Communications firm partner strives for perfection in editing
By Caitlin Hassler University of Nebraska-Lincoln
Perfection, after all, is what she is after, whether it is in the proposals for new business, presentations for clients or the marketing materials created by her staff. Fastenau is always on the lookout for mistakes and slip-ups.
Fastenau is the principal of Anthology Marketing Group, the largest communications company in Hawaii. Anthology Marketing Group has a large client list, including Microsoft, Marriott and Bank of Hawaii.
Fastenau didn’t start her career in the advertising business, but began as a reporter. After graduating with a journalism degree from the University of Nebraska-Lincoln in 1980, the Bertrand, Neb., native’s first job was as a reporter for the Lafayette (Indiana) Journal & Courier, a Gannett newspaper. She then moved into marketing positions, first at the Lafayette paper and then at the Marin Independent, another Gannett paper in Marin County, Calif.
In 1989, she moved to Hawaii, where she began her career at Anthology. In 1996, she received a master’s in business administration from the University of Hawaii. Then she launched the interactive division of Anthology and became a partner.
Editing has helped her achieve perfection in her industry.
“One of the reasons that people have told us many times why we actually get new business is because of our proposals,” she said. At first, she was perplexed by the comments, but then she looked at the proposals from the competing agencies.
“They just are edited horribly, and it doesn’t inspire confidence,” she said.
Fastenau hires good editors and writers. “There’s always going to be a need for someone who is awesome with grammar,” she said. But it’s more than just the grammar rules. It’s about the logic. And by logic, she means that the writing has to make sense to everyone.
Writers and editors also need to be conscious about using jargon.

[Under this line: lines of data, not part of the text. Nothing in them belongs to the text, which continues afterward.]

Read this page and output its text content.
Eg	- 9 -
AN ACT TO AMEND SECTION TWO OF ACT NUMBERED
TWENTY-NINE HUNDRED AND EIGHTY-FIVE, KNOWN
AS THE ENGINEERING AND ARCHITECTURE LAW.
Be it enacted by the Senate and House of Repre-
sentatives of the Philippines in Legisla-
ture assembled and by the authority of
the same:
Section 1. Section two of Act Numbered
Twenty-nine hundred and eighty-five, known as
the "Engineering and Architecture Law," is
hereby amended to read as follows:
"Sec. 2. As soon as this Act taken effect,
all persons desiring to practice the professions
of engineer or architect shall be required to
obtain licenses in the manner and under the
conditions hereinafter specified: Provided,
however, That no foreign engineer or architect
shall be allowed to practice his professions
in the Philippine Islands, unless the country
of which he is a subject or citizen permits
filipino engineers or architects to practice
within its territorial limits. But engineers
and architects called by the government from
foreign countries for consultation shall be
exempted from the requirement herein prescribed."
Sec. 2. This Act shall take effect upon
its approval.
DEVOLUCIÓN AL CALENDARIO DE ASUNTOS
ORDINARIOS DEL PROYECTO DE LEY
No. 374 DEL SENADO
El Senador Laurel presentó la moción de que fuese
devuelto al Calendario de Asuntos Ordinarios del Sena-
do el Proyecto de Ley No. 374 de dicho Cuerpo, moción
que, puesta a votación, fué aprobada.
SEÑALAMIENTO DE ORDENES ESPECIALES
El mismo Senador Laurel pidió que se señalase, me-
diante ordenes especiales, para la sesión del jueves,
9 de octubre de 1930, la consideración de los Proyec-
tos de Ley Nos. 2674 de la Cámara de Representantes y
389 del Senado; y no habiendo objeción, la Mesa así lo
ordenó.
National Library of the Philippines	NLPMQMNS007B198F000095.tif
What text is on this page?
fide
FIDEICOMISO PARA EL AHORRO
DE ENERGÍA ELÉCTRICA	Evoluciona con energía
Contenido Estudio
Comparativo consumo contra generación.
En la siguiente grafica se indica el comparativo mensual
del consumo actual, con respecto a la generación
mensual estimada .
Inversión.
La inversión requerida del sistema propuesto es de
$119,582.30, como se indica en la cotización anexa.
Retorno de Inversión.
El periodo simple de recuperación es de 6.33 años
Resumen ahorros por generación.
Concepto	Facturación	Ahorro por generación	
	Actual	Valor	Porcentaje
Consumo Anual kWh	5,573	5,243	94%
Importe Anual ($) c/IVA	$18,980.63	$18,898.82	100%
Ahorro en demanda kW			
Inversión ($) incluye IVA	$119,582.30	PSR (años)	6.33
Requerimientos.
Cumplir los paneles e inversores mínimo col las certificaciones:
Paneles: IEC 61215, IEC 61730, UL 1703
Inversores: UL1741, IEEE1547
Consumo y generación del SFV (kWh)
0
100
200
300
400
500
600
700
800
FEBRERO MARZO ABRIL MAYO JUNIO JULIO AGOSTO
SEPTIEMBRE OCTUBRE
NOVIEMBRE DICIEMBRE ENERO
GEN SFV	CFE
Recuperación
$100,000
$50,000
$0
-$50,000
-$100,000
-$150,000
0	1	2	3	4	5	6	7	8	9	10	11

Eliminating jargon helped Anthology land a big client, she said. Anthology was working with another agency to land the account, but when Fastenau saw the proposal, she was shocked.
“It was so filled with jargon that it didn’t make sense. And I understood the jargon,” she said.
She believes that if she had not edited out the tech jargon in the proposal, Anthology and the other firm would not have landed the national client.
Although Fastenau is always reaching for perfection, she has missed the mark. Once or twice.
There was a case where the client went with another agency. Fastenau called the client to ask why. The client replied that they needed a community college and Anthology gave them Harvard.
“That was an editing lesson for me — to know my audience,” she said.
The Internet has allowed for a vast growth in communications, including advertising to diverse audiences. But the Internet has also changed how reporters and advertisers need to view their audiences.
“If you’re writing for a newspaper today, it’s going to be on the Internet and your audience could be anybody,” she said.
The communications industry has to be conscious of multicultural audiences. For example, Fastenau worked on a campaign for a Japanese firm. The campaign featured a play on words that non-native English speakers did not understand.
“Language is so critical, but it has to be clear,” she said.
With the flashing lure of technology, people are no longer taking the time to pay attention to the intricate details of an ad. The old-style play on words has to be substituted for a more direct and clear approach, she said.
Fastenau also thinks that the Internet is creating a new field for editors.
“I think that the big thing that editing is a component of is something I call information design,” she said. Information design is the combination of content creation and content curation, she explained.
“There are so many sources of content, there has got to be somebody, an editor, to archive it all.” This information designer would archive, organize and edit content on the Internet. For example, if the information designer was archiving content for a business, he or she would archive it in a manner that it matches company policy.
Regardless of changes in the editing field, perfection remains essential in the field of communications, she stressed. If there is a typo in an ad in Vogue or a mistake in The New York Times, the credibility of those publications drops, despite their prestige. The same can be said about the Internet.
“Any time you’re editing anything on the Internet, the minute there is a typo, your credibility diminishes,” she said. “In the agency business, they pay us to be perfect.”